Read the last part of the Nakagawa and Cuthill 2007 paper, “Effect size, confidence intervals, p-values”) from “(2) Covariates, multiple regression, GLM and effect size calculations”.

- In this paper, we see that the effect size estimates for a given variable will vary according to what other predictor variables are in the model. How will this effect size varies if the other predictor variable introduced is correlated to the predictor we want to compute the effect size of ? and anti correlated ? what if we do not include a correlated (or anti correlated) regressors ?
- Can you understand the principle of equation 10? Remember than the t value is constructed by the ratio of of the non normalized effect size and an estimation of the variance of this effect size. Compare (10) to what you would get with a simple GLM t test equation where the design matrix encode simply groups with two dummy variables that have \(n_1\) and \(n_2\) “ones” on the first and second column respectively.

The variation of the workflow parameters will influence effect size. In fact, it is crucial to see what parameters of the workflow influence the effect size and statistical significance, since this will speak about the robustness of the results. See for instance,

See also Glatard and colleagues:

When the problem can be stated in a “prediction” framework, the prediction rate on test data (data that have not been used to construct the prediction model) is a good “effect size”. It is interpretable, prediction is really what we want to have in science, and it will in general be related to the more traditional effect sizes.

- What is mutual information ? Why would it be a good measure of the effect size ?

Please read the wikipedia article on this.

## Question:

- Why would mutual information be an acceptable and possibly interesting effect size?
- Would the problem of other unknown predictor be alleviated by this measure?

Some formula are interesting: \(\frac{\text{Explained variance by the predictors of interest}}{\text{Residual error variance}}\)

This site provides with a number of online calculations of effect sizes.

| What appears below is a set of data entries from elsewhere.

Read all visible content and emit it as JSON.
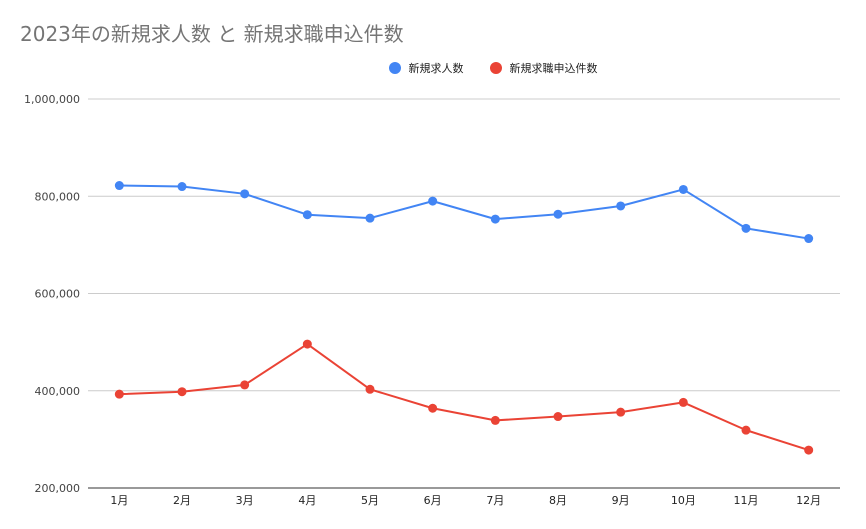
{
  "chart_data": {
    "type": "line",
    "title": "2023年の新規求人数 と 新規求職申込件数",
    "categories": [
      "1月",
      "2月",
      "3月",
      "4月",
      "5月",
      "6月",
      "7月",
      "8月",
      "9月",
      "10月",
      "11月",
      "12月"
    ],
    "series": [
      {
        "name": "新規求人数",
        "color": "#4285F4",
        "values": [
          822000,
          820000,
          805000,
          762000,
          755000,
          790000,
          753000,
          763000,
          780000,
          814000,
          734000,
          713000
        ]
      },
      {
        "name": "新規求職申込件数",
        "color": "#EA4335",
        "values": [
          393000,
          398000,
          412000,
          496000,
          403000,
          364000,
          339000,
          347000,
          356000,
          376000,
          319000,
          278000
        ]
      }
    ],
    "yticks": [
      "200,000",
      "400,000",
      "600,000",
      "800,000",
      "1,000,000"
    ],
    "ylim": [
      200000,
      1000000
    ],
    "grid": true,
    "legend_position": "top"
  }
}
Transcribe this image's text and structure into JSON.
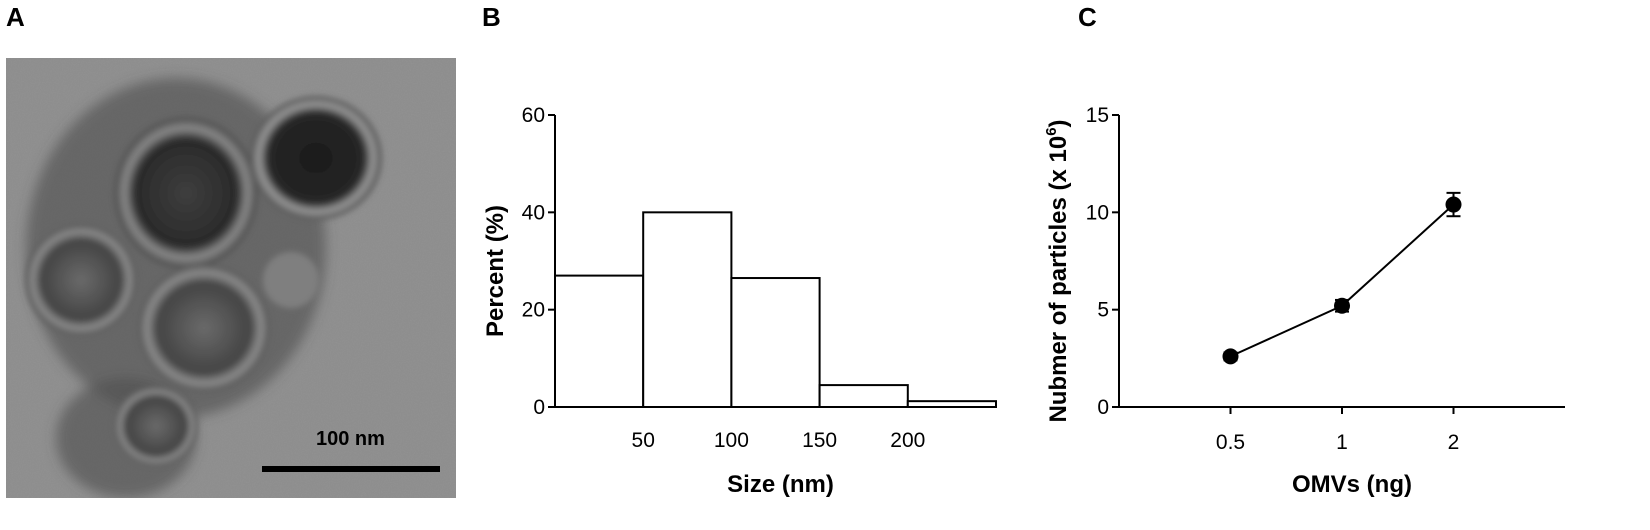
{
  "panels": {
    "a": {
      "letter": "A",
      "scale_bar_label": "100 nm"
    },
    "b": {
      "letter": "B"
    },
    "c": {
      "letter": "C"
    }
  },
  "chart_data": [
    {
      "type": "bar",
      "panel": "B",
      "bins": [
        {
          "from": 0,
          "to": 50,
          "value": 27
        },
        {
          "from": 50,
          "to": 100,
          "value": 40
        },
        {
          "from": 100,
          "to": 150,
          "value": 26.5
        },
        {
          "from": 150,
          "to": 200,
          "value": 4.5
        },
        {
          "from": 200,
          "to": 250,
          "value": 1.2
        }
      ],
      "x_ticks": [
        "50",
        "100",
        "150",
        "200"
      ],
      "y_ticks": [
        "0",
        "20",
        "40",
        "60"
      ],
      "xlabel": "Size (nm)",
      "ylabel": "Percent (%)",
      "xlim": [
        0,
        250
      ],
      "ylim": [
        0,
        60
      ],
      "grid": false,
      "bar_fill": "#ffffff",
      "bar_stroke": "#000000"
    },
    {
      "type": "line",
      "panel": "C",
      "categories": [
        "0.5",
        "1",
        "2"
      ],
      "series": [
        {
          "values": [
            2.6,
            5.2,
            10.4
          ],
          "errors": [
            0.2,
            0.3,
            0.6
          ]
        }
      ],
      "y_ticks": [
        "0",
        "5",
        "10",
        "15"
      ],
      "xlabel": "OMVs (ng)",
      "ylabel": "Nubmer of particles (x 10",
      "ylabel_superscript": "6",
      "ylabel_suffix": ")",
      "ylim": [
        0,
        15
      ],
      "grid": false,
      "marker_color": "#000000"
    }
  ]
}
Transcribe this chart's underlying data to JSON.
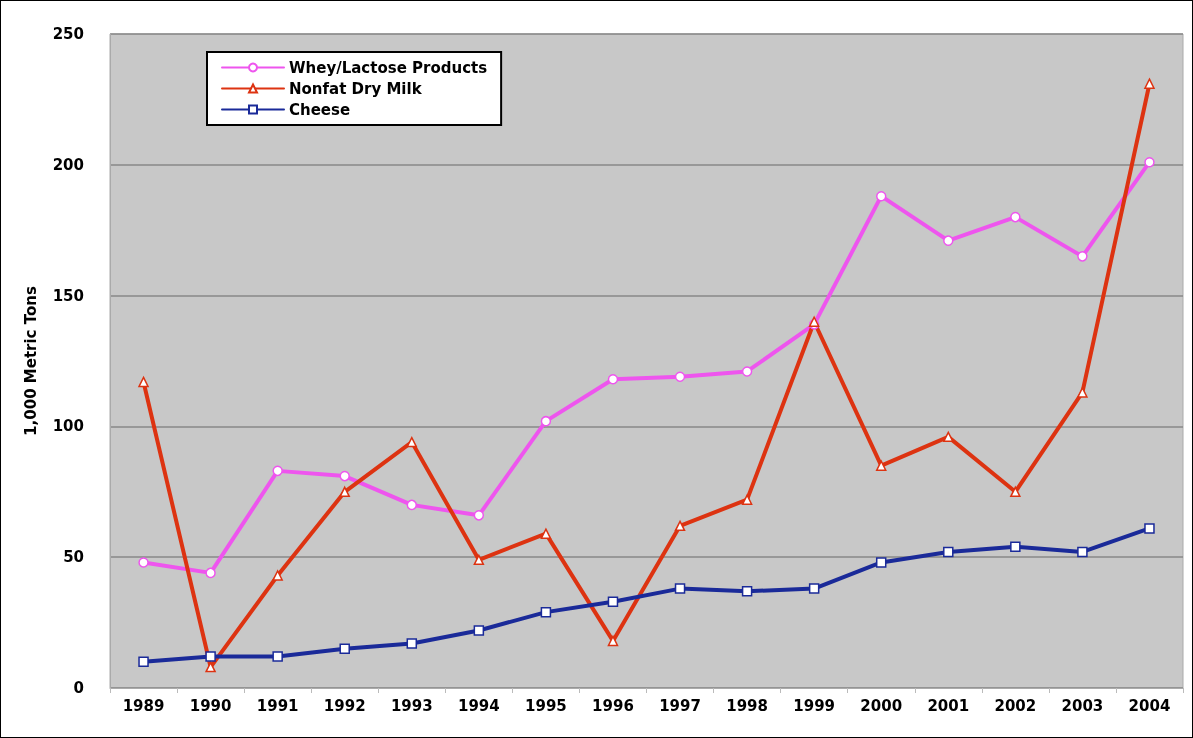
{
  "chart_data": {
    "type": "line",
    "ylabel": "1,000 Metric Tons",
    "categories": [
      "1989",
      "1990",
      "1991",
      "1992",
      "1993",
      "1994",
      "1995",
      "1996",
      "1997",
      "1998",
      "1999",
      "2000",
      "2001",
      "2002",
      "2003",
      "2004"
    ],
    "series": [
      {
        "name": "Whey/Lactose Products",
        "color": "#ee55ee",
        "marker": "circle",
        "values": [
          48,
          44,
          83,
          81,
          70,
          66,
          102,
          118,
          119,
          121,
          139,
          188,
          171,
          180,
          165,
          201
        ]
      },
      {
        "name": "Nonfat Dry Milk",
        "color": "#dd3311",
        "marker": "triangle",
        "values": [
          117,
          8,
          43,
          75,
          94,
          49,
          59,
          18,
          62,
          72,
          140,
          85,
          96,
          75,
          113,
          231
        ]
      },
      {
        "name": "Cheese",
        "color": "#1a2a99",
        "marker": "square",
        "values": [
          10,
          12,
          12,
          15,
          17,
          22,
          29,
          33,
          38,
          37,
          38,
          48,
          52,
          54,
          52,
          61
        ]
      }
    ],
    "ylim": [
      0,
      250
    ],
    "yticks": [
      0,
      50,
      100,
      150,
      200,
      250
    ],
    "grid": "y",
    "legend": "top left",
    "line_style": "solid"
  }
}
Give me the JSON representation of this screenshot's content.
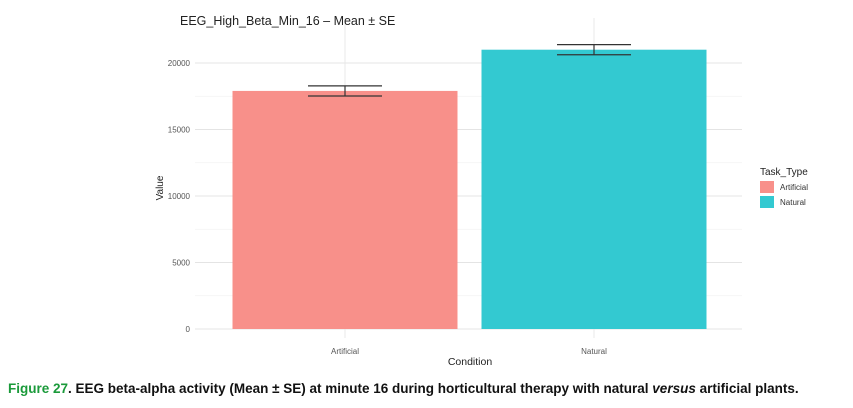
{
  "chart_data": {
    "type": "bar",
    "title": "EEG_High_Beta_Min_16 – Mean ± SE",
    "xlabel": "Condition",
    "ylabel": "Value",
    "categories": [
      "Artificial",
      "Natural"
    ],
    "values": [
      17900,
      21000
    ],
    "errors": [
      380,
      380
    ],
    "ylim": [
      0,
      22000
    ],
    "yticks": [
      0,
      5000,
      10000,
      15000,
      20000
    ],
    "ytick_labels": [
      "0",
      "5000",
      "10000",
      "15000",
      "20000"
    ],
    "grid": true,
    "legend": {
      "title": "Task_Type",
      "placement": "right",
      "entries": [
        "Artificial",
        "Natural"
      ]
    },
    "colors": [
      "#f8908a",
      "#33c9d1"
    ],
    "error_bar_color": "#333333"
  },
  "caption": {
    "label": "Figure 27",
    "text_before": ". EEG beta-alpha activity (Mean ± SE) at minute 16 during horticultural therapy with natural ",
    "emphasis": "versus",
    "text_after": " artificial plants."
  }
}
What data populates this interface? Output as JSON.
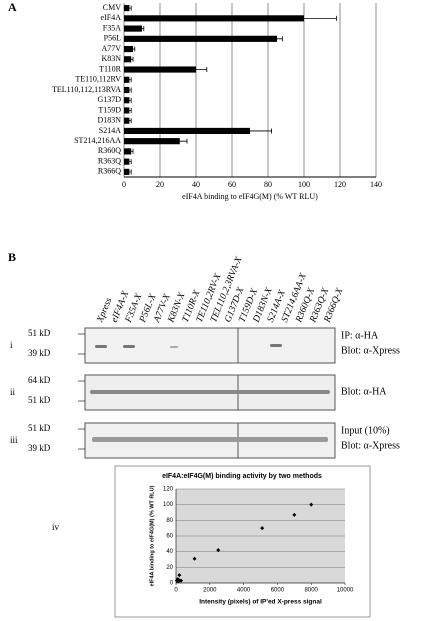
{
  "panel_labels": [
    "A",
    "B"
  ],
  "chart_data": [
    {
      "type": "bar",
      "orientation": "horizontal",
      "categories": [
        "CMV",
        "eIF4A",
        "F35A",
        "P56L",
        "A77V",
        "K83N",
        "T110R",
        "TE110,112RV",
        "TEL110,112,113RVA",
        "G137D",
        "T159D",
        "D183N",
        "S214A",
        "ST214,216AA",
        "R360Q",
        "R363Q",
        "R366Q"
      ],
      "values": [
        3,
        100,
        10,
        85,
        5,
        4,
        40,
        3,
        3,
        3,
        3,
        3,
        70,
        31,
        4,
        3,
        3
      ],
      "errors": [
        1,
        18,
        1,
        3,
        1,
        1,
        6,
        1,
        1,
        1,
        1,
        1,
        12,
        4,
        1,
        1,
        1
      ],
      "color": "#000000",
      "xlim": [
        0,
        140
      ],
      "xticks": [
        0,
        20,
        40,
        60,
        80,
        100,
        120,
        140
      ],
      "grid": true,
      "xlabel": "eIF4A binding to eIF4G(M) (% WT RLU)"
    },
    {
      "type": "scatter",
      "title": "eIF4A:eIF4G(M) binding activity by two methods",
      "x": [
        8000,
        7000,
        5100,
        2500,
        1100,
        200,
        100,
        150,
        50,
        300,
        120,
        220
      ],
      "values": [
        100,
        87,
        70,
        42,
        31,
        10,
        5,
        4,
        3,
        3,
        2,
        3
      ],
      "color": "#000000",
      "xlim": [
        0,
        10000
      ],
      "xticks": [
        0,
        2000,
        4000,
        6000,
        8000,
        10000
      ],
      "ylim": [
        0,
        120
      ],
      "yticks": [
        0,
        20,
        40,
        60,
        80,
        100,
        120
      ],
      "grid": true,
      "xlabel": "Intensity (pixels) of IP'ed X-press signal",
      "ylabel": "eIF4A binding to eIF4G(M) (% WT RLU)"
    }
  ],
  "blot": {
    "lanes": [
      "Xpress",
      "eIF4A-X",
      "F35A-X",
      "P56L-X",
      "A77V-X",
      "K83N-X",
      "T110R-X",
      "TE110,2RV-X",
      "TEL110,2,3RVA-X",
      "G137D-X",
      "T159D-X",
      "D183N-X",
      "S214A-X",
      "ST214,6AA-X",
      "R360Q-X",
      "R363Q-X",
      "R366Q-X"
    ],
    "rows": [
      {
        "numeral": "i",
        "markers": [
          "51 kD",
          "39 kD"
        ],
        "labels": [
          "IP: α-HA",
          "Blot: α-Xpress"
        ]
      },
      {
        "numeral": "ii",
        "markers": [
          "64 kD",
          "51 kD"
        ],
        "labels": [
          "Blot: α-HA"
        ]
      },
      {
        "numeral": "iii",
        "markers": [
          "51 kD",
          "39 kD"
        ],
        "labels": [
          "Input (10%)",
          "Blot: α-Xpress"
        ]
      }
    ],
    "chart_numeral": "iv"
  }
}
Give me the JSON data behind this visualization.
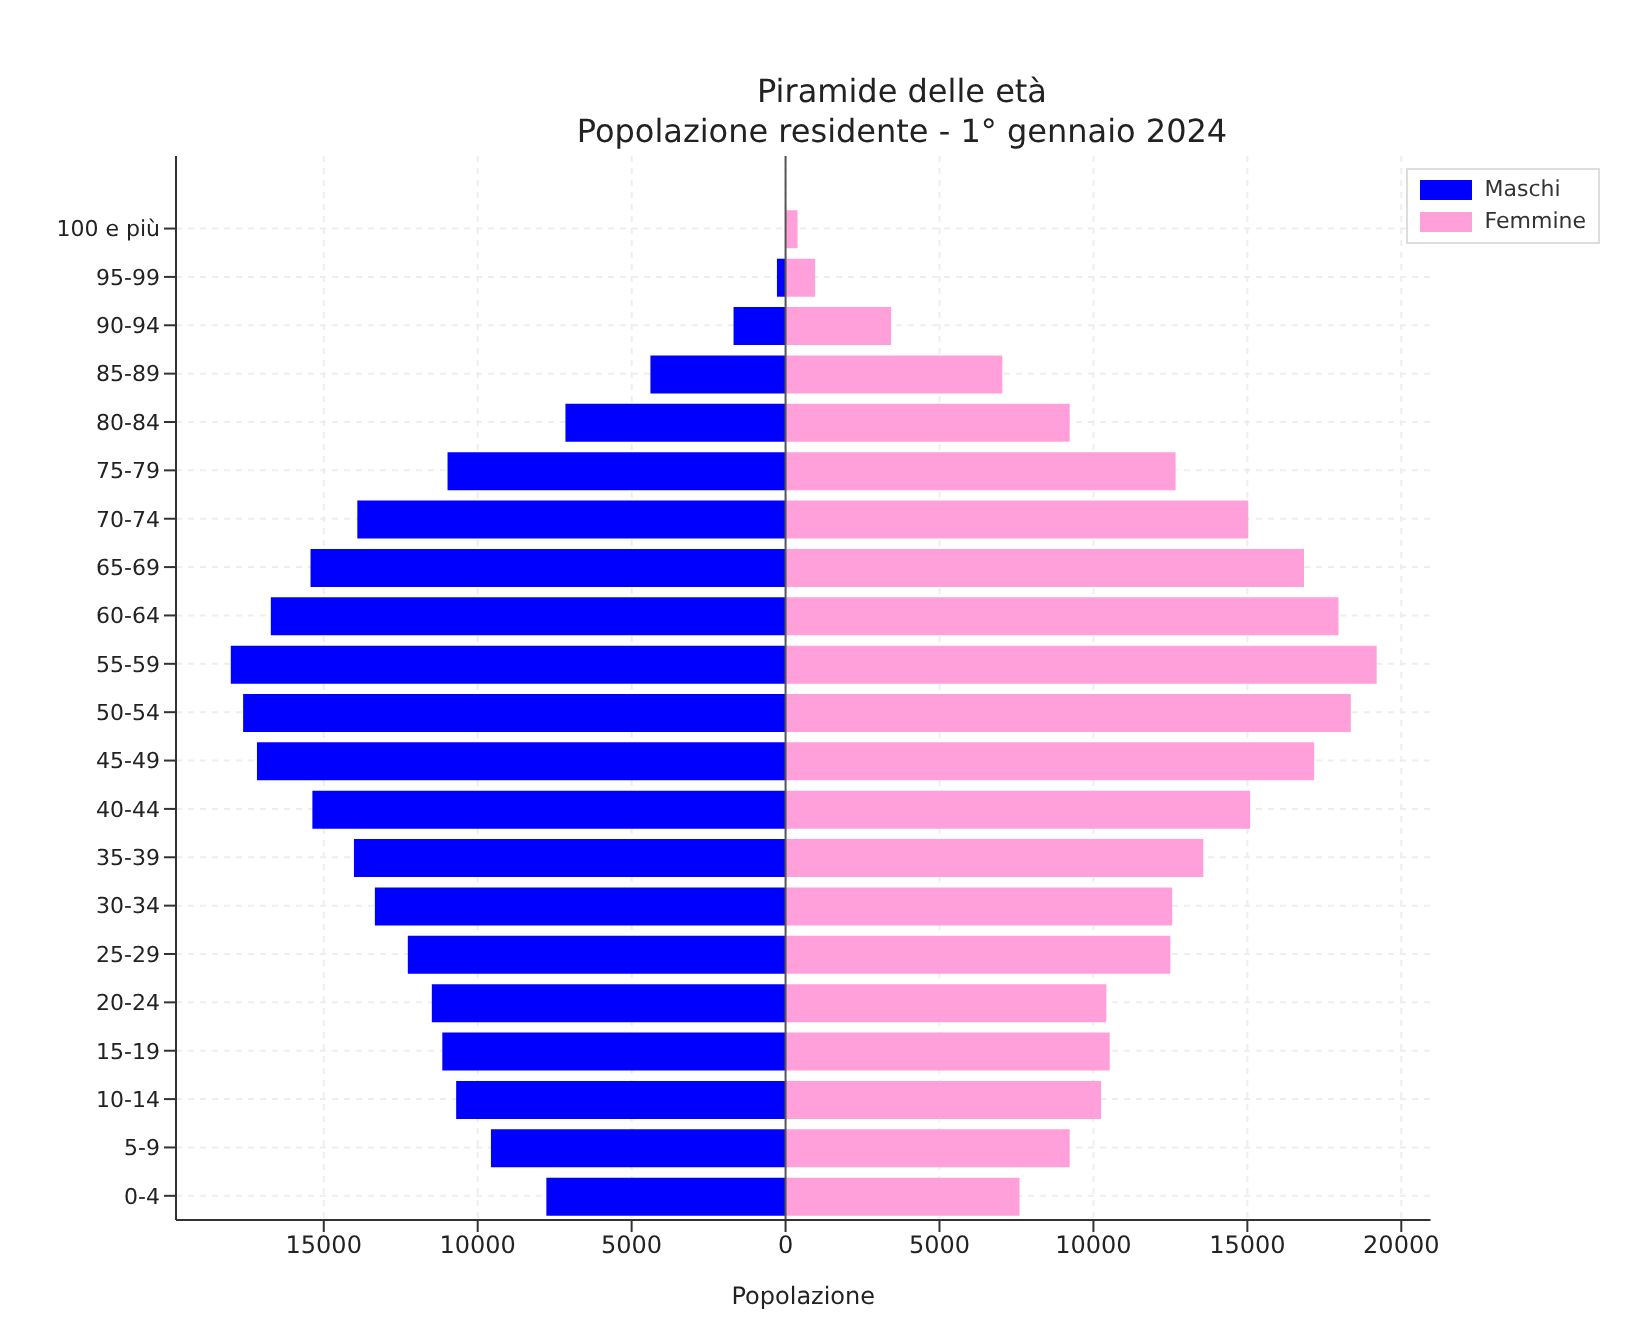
{
  "chart_data": {
    "type": "bar",
    "orientation": "horizontal",
    "title": "Piramide delle età",
    "subtitle": "Popolazione residente - 1° gennaio 2024",
    "xlabel": "Popolazione",
    "categories": [
      "100 e più",
      "95-99",
      "90-94",
      "85-89",
      "80-84",
      "75-79",
      "70-74",
      "65-69",
      "60-64",
      "55-59",
      "50-54",
      "45-49",
      "40-44",
      "35-39",
      "30-34",
      "25-29",
      "20-24",
      "15-19",
      "10-14",
      "5-9",
      "0-4"
    ],
    "series": [
      {
        "name": "Maschi",
        "color": "#0000ff",
        "values": [
          0,
          -280,
          -1690,
          -4390,
          -7150,
          -10980,
          -13910,
          -15430,
          -16720,
          -18020,
          -17620,
          -17170,
          -15370,
          -14020,
          -13340,
          -12270,
          -11490,
          -11150,
          -10700,
          -9570,
          -7770
        ]
      },
      {
        "name": "Femmine",
        "color": "#ffa0da",
        "values": [
          390,
          960,
          3430,
          7040,
          9230,
          12670,
          15030,
          16840,
          17960,
          19200,
          18360,
          17170,
          15090,
          13570,
          12560,
          12500,
          10420,
          10530,
          10250,
          9230,
          7600
        ]
      }
    ],
    "xlim": [
      -19800,
      20950
    ],
    "xticks": [
      {
        "value": -15000,
        "label": "15000"
      },
      {
        "value": -10000,
        "label": "10000"
      },
      {
        "value": -5000,
        "label": "5000"
      },
      0,
      5000,
      10000,
      15000,
      20000
    ],
    "ref_lines": [
      {
        "axis": "x",
        "value": 0,
        "color": "#555555"
      }
    ],
    "grid": true,
    "legend": "top right",
    "stacked": true
  }
}
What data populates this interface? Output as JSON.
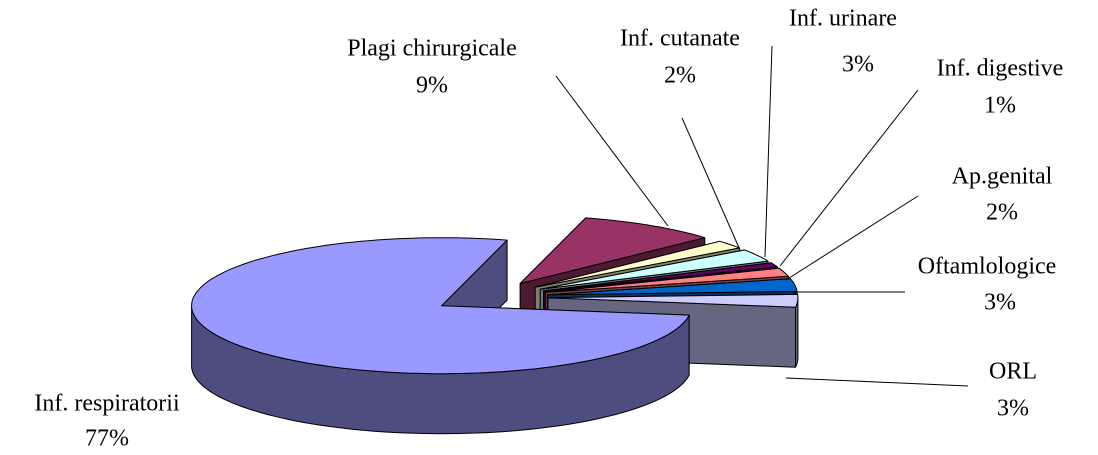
{
  "chart_data": {
    "type": "pie3d",
    "categories": [
      "Inf. respiratorii",
      "Plagi chirurgicale",
      "Inf. cutanate",
      "Inf. urinare",
      "Inf. digestive",
      "Ap.genital",
      "Oftamlologice",
      "ORL"
    ],
    "values": [
      77,
      9,
      2,
      3,
      1,
      2,
      3,
      3
    ],
    "value_labels": [
      "77%",
      "9%",
      "2%",
      "3%",
      "1%",
      "2%",
      "3%",
      "3%"
    ],
    "colors": [
      "#9999ff",
      "#993366",
      "#ffffcc",
      "#ccffff",
      "#660066",
      "#ff8080",
      "#0066cc",
      "#ccccff"
    ]
  }
}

Beware that the site begins with “Statistical significance means that a result may not be the cause of random variations within the data”. This is a true statement, it *may not* be caused by random variation of the data (sampling) but *it also may* (the rate should be the risk of error of type I).

## Key Points

Effect sizes come in many forms

Significance is not relevance

Difference between the raw effect size and the cohen’s d effect size

How can the effect size vary? Why is it important to know about this?

Effect sizes are under reported, not well understood, and are crucial for our scientific understanding. Let’s fix this.